It’s lunch time, and you’re sat under the bleachers. The world down here is always a little different—muted, like someone turned the saturation down on everything except sound. The metal beams above you hum faintly with the vibrations of students stomping across the stands, laughter echoing in fractured pieces. The air smells like cold concrete, slightly sweet vending machine air drifting from somewhere nearby, and the faint trace of rain that never quite left the morning. It’s not glamorous, but it’s yours. A shared routine: you, Peter, and whatever chaos lunchtime decides to bring.
Peter is beside you, shoulders slightly hunched as he picks absentmindedly at the edge of his sandwich wrapper. He looks relaxed in theory, but in practice he always looks like he’s solving a problem no one else can see.
You’re talking about anything and everything like you always do—half nonsense, half philosophy, the usual.
Somehow, the conversation drifts to the Avengers. His head tilts slightly at the mention, like a satellite catching signal.
“Yeah, Spider-Man is quite cool,” you say casually.
“I mean, yeah. I guess.” he says, half committed.
He tries for casual, but there’s a microscopic delay before he speaks, like his brain briefly files it under do not react too strongly to this topic or you will combust.
You keep going, animated now, tracing shapes in the air with your hands as you talk about heroes and powers. The usual awe.
Then you mention the way he saved your cat from a tree. You’re smiling as you talk about it, that memory clearly still warm in your mind, like it happened yesterday instead of weeks ago. The way he moved. The way he didn’t hesitate. The way he made it look easy in a way that definitely wasn’t.
“I need to know who he is under that mask, like he was so kind. I bet he’s fine as fuck under there.”
The air changes.
His eyes widen slightly. His mouth opens, then closes again like it forgot which language to use.
You like Spider-Man.
A weird, sharp flicker of something rises in his chest. Not pride. Not panic.
Clean, irrational jealousy.
Of Spider-Man. Which is—statistically speaking—him.
Then he hears his own voice, already speaking before he can stop it. “You have a thing for Spider-Man?”
It comes out a little too fast. A little too pointed. He hears it the moment it leaves his mouth and immediately wants to fold it back into itself like paper.

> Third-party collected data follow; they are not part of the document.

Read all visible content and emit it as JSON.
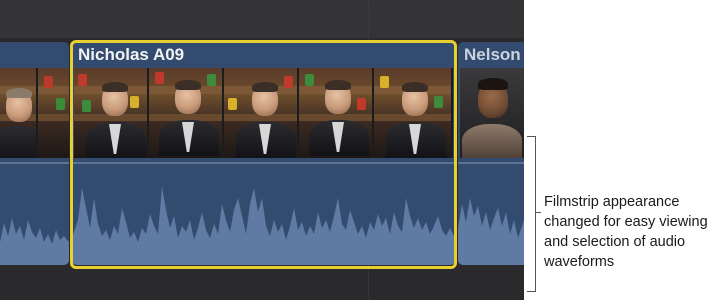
{
  "timeline": {
    "clips": [
      {
        "id": "left",
        "title": ""
      },
      {
        "id": "main",
        "title": "Nicholas A09",
        "selected": true
      },
      {
        "id": "right",
        "title": "Nelson"
      }
    ]
  },
  "callout": {
    "text": "Filmstrip appearance changed for easy viewing and selection of audio waveforms"
  },
  "colors": {
    "timeline_bg": "#2a2a2c",
    "clip_bg": "#324b6f",
    "waveform": "#6a85ad",
    "selection": "#e7d030"
  },
  "icons": {
    "bracket": "right-bracket-icon"
  }
}
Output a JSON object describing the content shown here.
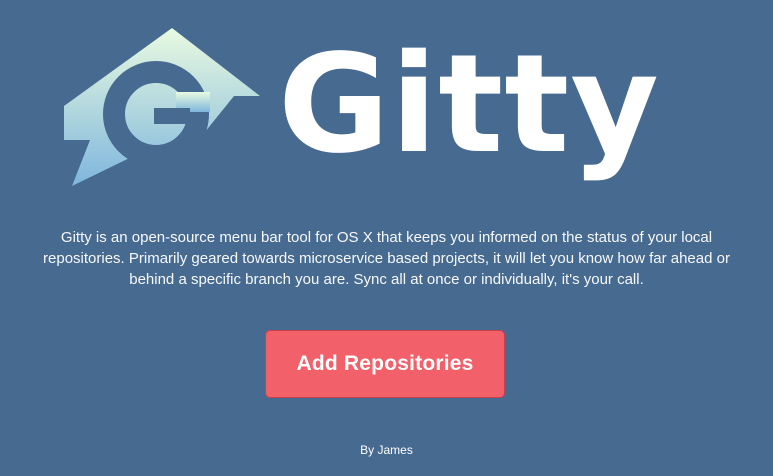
{
  "app": {
    "name": "Gitty",
    "logo_icon": "gitty-house-g-logo-icon"
  },
  "main": {
    "description": "Gitty is an open-source menu bar tool for OS X that keeps you informed on the status of your local repositories. Primarily geared towards microservice based projects, it will let you know how far ahead or behind a specific branch you are. Sync all at once or individually, it's your call.",
    "add_button_label": "Add Repositories"
  },
  "footer": {
    "credit": "By James"
  },
  "colors": {
    "background": "#476a90",
    "button": "#f2606a",
    "text": "#ffffff",
    "logo_gradient_top": "#e8fae0",
    "logo_gradient_bottom": "#7fb6dd"
  }
}
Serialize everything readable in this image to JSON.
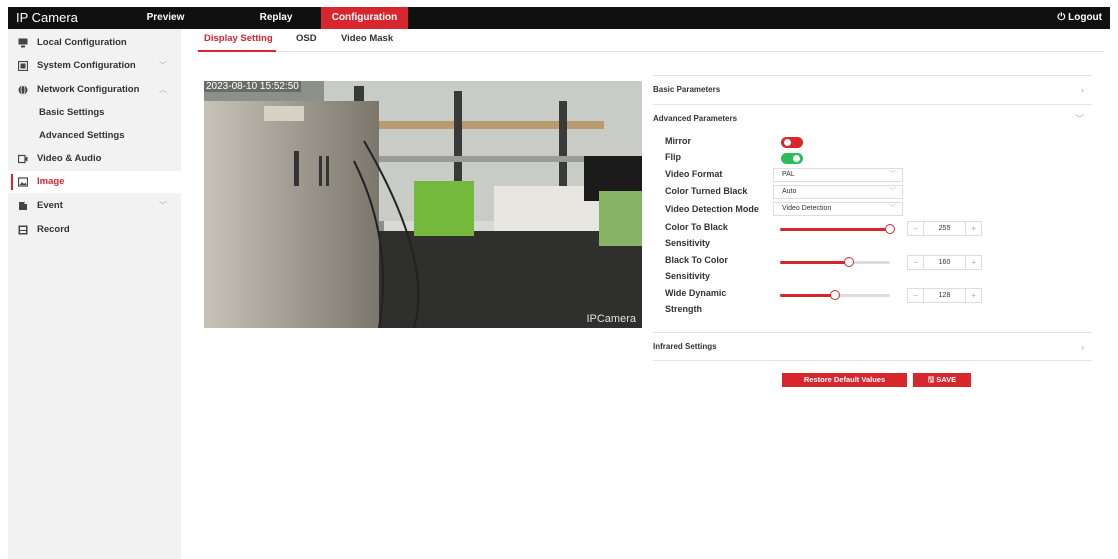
{
  "app": {
    "title": "IP Camera",
    "logout_label": "Logout",
    "accent_color": "#d7262e"
  },
  "nav": {
    "tabs": [
      {
        "label": "Preview"
      },
      {
        "label": "Replay"
      },
      {
        "label": "Configuration",
        "active": true
      }
    ]
  },
  "sidebar": {
    "items": [
      {
        "label": "Local Configuration",
        "icon": "monitor-icon"
      },
      {
        "label": "System Configuration",
        "icon": "system-icon",
        "chevron": "﹀"
      },
      {
        "label": "Network Configuration",
        "icon": "globe-icon",
        "chevron": "︿"
      },
      {
        "label": "Basic Settings"
      },
      {
        "label": "Advanced Settings"
      },
      {
        "label": "Video & Audio",
        "icon": "video-audio-icon"
      },
      {
        "label": "Image",
        "icon": "image-icon",
        "active": true
      },
      {
        "label": "Event",
        "icon": "event-icon",
        "chevron": "﹀"
      },
      {
        "label": "Record",
        "icon": "record-icon"
      }
    ]
  },
  "subtabs": [
    {
      "label": "Display Setting",
      "active": true
    },
    {
      "label": "OSD"
    },
    {
      "label": "Video Mask"
    }
  ],
  "video": {
    "timestamp": "2023-08-10 15:52:50",
    "watermark": "IPCamera"
  },
  "panel": {
    "basic_parameters": "Basic Parameters",
    "advanced_parameters": "Advanced Parameters",
    "infrared_settings": "Infrared Settings",
    "mirror": {
      "label": "Mirror",
      "on": false
    },
    "flip": {
      "label": "Flip",
      "on": true
    },
    "video_format": {
      "label": "Video Format",
      "value": "PAL"
    },
    "color_turned_black": {
      "label": "Color Turned Black",
      "value": "Auto"
    },
    "video_detection_mode": {
      "label": "Video Detection Mode",
      "value": "Video Detection"
    },
    "color_to_black": {
      "label_line1": "Color To Black",
      "label_line2": "Sensitivity",
      "value": "255",
      "fraction": 1.0
    },
    "black_to_color": {
      "label_line1": "Black To Color",
      "label_line2": "Sensitivity",
      "value": "160",
      "fraction": 0.63
    },
    "wide_dynamic": {
      "label_line1": "Wide Dynamic",
      "label_line2": "Strength",
      "value": "128",
      "fraction": 0.5
    },
    "restore_label": "Restore Default Values",
    "save_label": "SAVE"
  },
  "colors": {
    "toggle_off": "#d7262e",
    "toggle_on": "#2bbd5a"
  }
}
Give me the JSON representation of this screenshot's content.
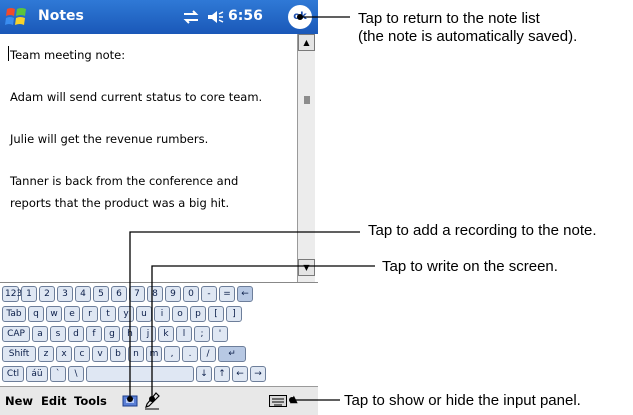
{
  "titlebar": {
    "app_title": "Notes",
    "time": "6:56",
    "ok_label": "ok"
  },
  "note": {
    "lines": [
      "Team meeting note:",
      "Adam will send current status to core team.",
      "Julie will get the revenue rumbers.",
      "Tanner is back from the conference and",
      "reports that the product was a big hit."
    ]
  },
  "keyboard": {
    "rows": [
      [
        "123",
        "1",
        "2",
        "3",
        "4",
        "5",
        "6",
        "7",
        "8",
        "9",
        "0",
        "-",
        "=",
        "←"
      ],
      [
        "Tab",
        "q",
        "w",
        "e",
        "r",
        "t",
        "y",
        "u",
        "i",
        "o",
        "p",
        "[",
        "]"
      ],
      [
        "CAP",
        "a",
        "s",
        "d",
        "f",
        "g",
        "h",
        "j",
        "k",
        "l",
        ";",
        "'"
      ],
      [
        "Shift",
        "z",
        "x",
        "c",
        "v",
        "b",
        "n",
        "m",
        ",",
        ".",
        "/",
        "↵"
      ],
      [
        "Ctl",
        "áü",
        "`",
        "\\",
        "",
        "↓",
        "↑",
        "←",
        "→"
      ]
    ]
  },
  "menubar": {
    "items": [
      "New",
      "Edit",
      "Tools"
    ]
  },
  "callouts": {
    "ok": "Tap to return to the note list\n(the note is automatically saved).",
    "record": "Tap to add a recording to the note.",
    "write": "Tap to write on the screen.",
    "input": "Tap to show or hide the input panel."
  },
  "colors": {
    "titlebar": "#1d5fc0",
    "key": "#dfe7f3",
    "menubar": "#e8e8e8"
  }
}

He clears his throat, scratches the back of his neck, suddenly fascinated by a random bolt in the bleachers above you.
Spider-Man? Really?
He can’t even show his face properly. Half the time he’s dangling off buildings like a moth.
And Peter Parker feels a completely unreasonable spike of jealousy toward a man he has to actively remind himself he is.
His thoughts trip over themselves.
Why does he get to be cool? Why does he get to be admired like that? Why do you sound like that when you talk about him?
He stops himself mid-thought.
Because it clicks.
Because the math completes itself in the most humiliating way possible.
Oh.
That’s me.
The silence that follows is brief, but it feels structurally significant. Like the universe paused to watch him embarrass himself in real time.
He exhales through his nose, slow and careful, trying to recover whatever dignity just fell out of his pocket and rolled under the bleachers.
This is odd.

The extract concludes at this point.